J’ai peur des souris. Rien d’extraordinaire. Mais la peur, pour être véritable, doit-elle être originale ?
J’ai peur des souris, des rats, des loirs, des mulots, des hamsters. De tous les rongeurs. Vivants ou morts. J’en ai une peur panique.
Rien que d’écrire leurs noms, j’ai les poils qui se hérissent. Je ne peux pas les voir. Ni dans ma cuisine quand j’ouvre mon placard et que je découvre une petite tête pas du tout mignonne, qui se croit chez elle, squatte mon dessous d’évier et se déleste de ses toutes petites crottes misérables. Ni dans un film au cinéma ou à la télévision, où je me voile littéralement la face pour éviter leurs présences sur mon écran. Ni en peinture, je suis incapable d’affronter la double page transparente des souris innombrables dans le livre « Les souris » collection jeunesse « Mes premières découvertes», tout juste si j’ose prendre le livre dans mes mains. Il m’est impossible d’acheter moi-même de la mort aux rats, non pas que je rechigne à en mettre dans les endroits stratégiques où je me suis retrouvée nez à nez avec cette horrible bête : dans mes toilettes, dans ma cuisine, dans ma chambre, dans mon salon… mais rien que de saisir la boîte où figure un rat – comme il est répugnant– j’ai l’impression qu’il va me sauter dessus ! Ni une souris albinos dans sa cage dans un laboratoire. Ni un hamster tournant désespérément dans sa roue. Ni Ratatouille dans son restaurant.
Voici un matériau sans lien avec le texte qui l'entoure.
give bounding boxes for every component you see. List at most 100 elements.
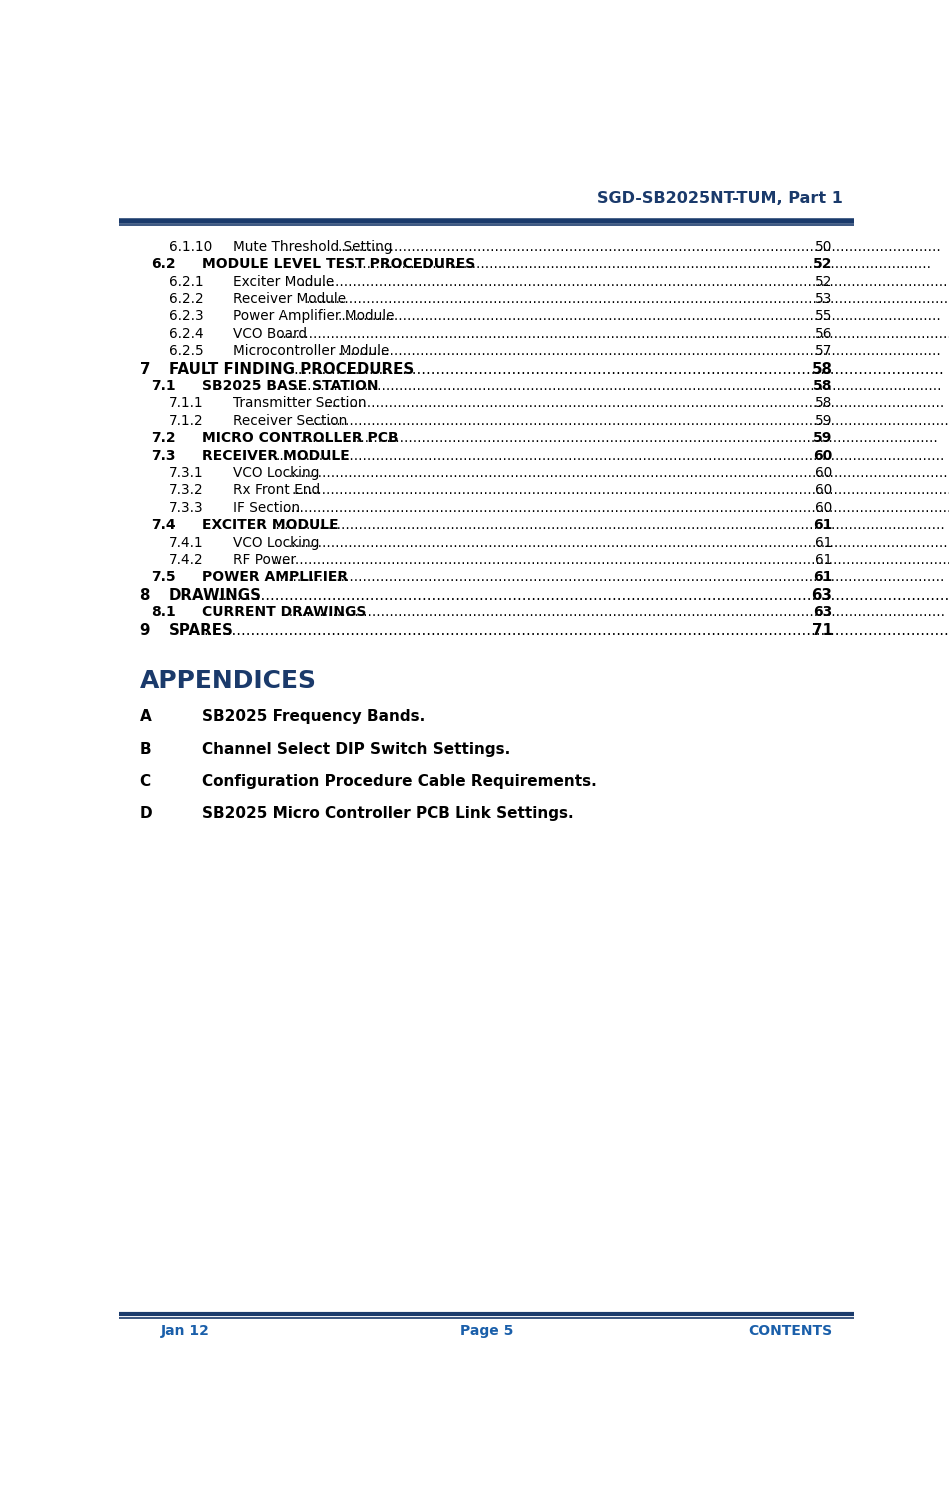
Text: Transmitter Section: Transmitter Section	[233, 396, 367, 411]
Text: ................................................................................: ........................................…	[299, 431, 938, 446]
Text: A: A	[140, 709, 151, 724]
Text: ................................................................................: ........................................…	[306, 292, 949, 307]
Text: 7.4.1: 7.4.1	[169, 536, 204, 550]
Text: 58: 58	[813, 379, 832, 393]
Text: 50: 50	[815, 240, 832, 254]
Text: ................................................................................: ........................................…	[276, 449, 945, 462]
Text: B: B	[140, 742, 151, 757]
Text: SPARES: SPARES	[169, 623, 233, 638]
Text: 61: 61	[813, 518, 832, 532]
Text: ................................................................................: ........................................…	[338, 240, 941, 254]
Text: Power Amplifier Module: Power Amplifier Module	[233, 310, 395, 323]
Text: CONTENTS: CONTENTS	[748, 1324, 832, 1337]
Text: 60: 60	[813, 449, 832, 462]
Text: ................................................................................: ........................................…	[281, 606, 945, 620]
Text: 56: 56	[815, 326, 832, 341]
Text: ................................................................................: ........................................…	[293, 361, 944, 376]
Text: 7.1: 7.1	[151, 379, 176, 393]
Text: 58: 58	[811, 361, 832, 376]
Text: 7.4.2: 7.4.2	[169, 553, 204, 567]
Text: 9: 9	[140, 623, 150, 638]
Text: Channel Select DIP Switch Settings.: Channel Select DIP Switch Settings.	[202, 742, 511, 757]
Text: CURRENT DRAWINGS: CURRENT DRAWINGS	[202, 606, 366, 620]
Text: 63: 63	[811, 588, 832, 603]
Text: ................................................................................: ........................................…	[294, 379, 942, 393]
Text: 6.2.3: 6.2.3	[169, 310, 204, 323]
Text: 55: 55	[815, 310, 832, 323]
Text: ................................................................................: ........................................…	[273, 553, 949, 567]
Text: 71: 71	[811, 623, 832, 638]
Text: 61: 61	[815, 553, 832, 567]
Text: SGD-SB2025NT-TUM, Part 1: SGD-SB2025NT-TUM, Part 1	[597, 190, 843, 205]
Text: MICRO CONTROLLER PCB: MICRO CONTROLLER PCB	[202, 431, 399, 446]
Text: C: C	[140, 774, 151, 789]
Text: ................................................................................: ........................................…	[310, 414, 949, 428]
Text: 60: 60	[815, 484, 832, 497]
Text: ................................................................................: ........................................…	[338, 345, 941, 358]
Text: 6.2.2: 6.2.2	[169, 292, 204, 307]
Text: 52: 52	[813, 257, 832, 272]
Text: DRAWINGS: DRAWINGS	[169, 588, 262, 603]
Text: Configuration Procedure Cable Requirements.: Configuration Procedure Cable Requiremen…	[202, 774, 597, 789]
Text: SB2025 Micro Controller PCB Link Settings.: SB2025 Micro Controller PCB Link Setting…	[202, 807, 574, 822]
Text: ................................................................................: ........................................…	[203, 623, 949, 638]
Text: 7.3: 7.3	[151, 449, 176, 462]
Text: RECEIVER MODULE: RECEIVER MODULE	[202, 449, 350, 462]
Text: 8: 8	[140, 588, 150, 603]
Text: RF Power: RF Power	[233, 553, 296, 567]
Text: ................................................................................: ........................................…	[276, 571, 945, 585]
Text: 7.5: 7.5	[151, 571, 176, 585]
Text: 59: 59	[815, 414, 832, 428]
Text: 7.3.2: 7.3.2	[169, 484, 204, 497]
Text: 58: 58	[815, 396, 832, 411]
Text: 6.2: 6.2	[151, 257, 176, 272]
Text: Rx Front End: Rx Front End	[233, 484, 321, 497]
Text: 52: 52	[815, 275, 832, 289]
Text: 6.2.5: 6.2.5	[169, 345, 204, 358]
Text: 7.4: 7.4	[151, 518, 176, 532]
Text: SB2025 BASE STATION: SB2025 BASE STATION	[202, 379, 379, 393]
Text: 60: 60	[815, 500, 832, 515]
Text: VCO Locking: VCO Locking	[233, 536, 320, 550]
Text: ................................................................................: ........................................…	[288, 465, 949, 480]
Text: Mute Threshold Setting: Mute Threshold Setting	[233, 240, 393, 254]
Text: D: D	[140, 807, 152, 822]
Text: 7: 7	[140, 361, 150, 376]
Text: 63: 63	[813, 606, 832, 620]
Text: ................................................................................: ........................................…	[271, 518, 945, 532]
Text: 60: 60	[815, 465, 832, 480]
Text: ................................................................................: ........................................…	[283, 500, 949, 515]
Text: Microcontroller Module: Microcontroller Module	[233, 345, 390, 358]
Text: VCO Locking: VCO Locking	[233, 465, 320, 480]
Text: VCO Board: VCO Board	[233, 326, 307, 341]
Text: SB2025 Frequency Bands.: SB2025 Frequency Bands.	[202, 709, 425, 724]
Text: 61: 61	[815, 536, 832, 550]
Text: 7.1.2: 7.1.2	[169, 414, 204, 428]
Text: 53: 53	[815, 292, 832, 307]
Text: ................................................................................: ........................................…	[278, 326, 949, 341]
Text: 6.2.4: 6.2.4	[169, 326, 204, 341]
Text: FAULT FINDING PROCEDURES: FAULT FINDING PROCEDURES	[169, 361, 415, 376]
Text: Receiver Module: Receiver Module	[233, 292, 346, 307]
Text: ................................................................................: ........................................…	[214, 588, 949, 603]
Text: Page 5: Page 5	[459, 1324, 513, 1337]
Text: 6.2.1: 6.2.1	[169, 275, 204, 289]
Text: ................................................................................: ........................................…	[292, 484, 949, 497]
Text: MODULE LEVEL TEST PROCEDURES: MODULE LEVEL TEST PROCEDURES	[202, 257, 475, 272]
Text: 7.1.1: 7.1.1	[169, 396, 204, 411]
Text: ................................................................................: ........................................…	[301, 275, 949, 289]
Text: 61: 61	[813, 571, 832, 585]
Text: IF Section: IF Section	[233, 500, 301, 515]
Text: EXCITER MODULE: EXCITER MODULE	[202, 518, 339, 532]
Text: 7.3.1: 7.3.1	[169, 465, 204, 480]
Text: ................................................................................: ........................................…	[338, 310, 941, 323]
Text: 6.1.10: 6.1.10	[169, 240, 213, 254]
Text: 8.1: 8.1	[151, 606, 176, 620]
Text: 57: 57	[815, 345, 832, 358]
Text: POWER AMPLIFIER: POWER AMPLIFIER	[202, 571, 348, 585]
Text: Jan 12: Jan 12	[161, 1324, 210, 1337]
Text: ................................................................................: ........................................…	[336, 257, 931, 272]
Text: ................................................................................: ........................................…	[324, 396, 945, 411]
Text: APPENDICES: APPENDICES	[140, 669, 317, 694]
Text: Receiver Section: Receiver Section	[233, 414, 347, 428]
Ni le Joueur de flûtes de Hamelin.
C’est ridicule, je suis ridicule.
Et si d’aventure, je suis confrontée à cette bestiole, je deviens littéralement hystérique, en proie à une crise de nerfs, impossible à raisonner, je m’en fiche que les petites bêtes ne mangent pas les grosses, je préfèrerais un lion à une souris. Je sens mes tripes se vriller à l’intérieur de moi, mon cœur cogne si fort qu’il va exploser, je transpire, j’ai chaud, j’ai froid. Mes mâchoires se contractent, aucun son ne peut sortir de ma bouche. Je suis paralysée. Tout mon sang reflue d’un seul coup jusqu’à mes orteils comme s’il voulait s’échapper de mon corps. Quand mon instinct de survie reprend le dessus, je me sauve à toutes jambes pour me cacher dans la pièce la plus éloignée du monstre velu. Et je hurle comme une démente qu’on me prévienne lorsqu’il aura été neutralisé, c’est–à-dire zigouillé – oui dans ces moments-là, je n’ai aucune compassion pour l’animal. Qu’il crève ! À coup de pelle à neige, à coup de marteau, au gaz moutarde, au cyanure, je m’en fous.
C’est ridicule, je suis ridicule.
Je n’aime pas la campagne, je n’aime pas les étables, je n’aime pas les écuries, parce que je sais, que tout ce petit monde de rongeurs y vit, en bonne entente avec les occupants des lieux. Et si je dois – malheureusement- m’y trouver, je suis tétanisée, la respiration haletante, j’ai des yeux tout autour de la tête genre périscope et je scrute tout, du sol au plafond, tremblante et flageolante, prête à défaillir au moindre petit museau, au moindre petit bout de queue, au moindre petit couinement suspecté.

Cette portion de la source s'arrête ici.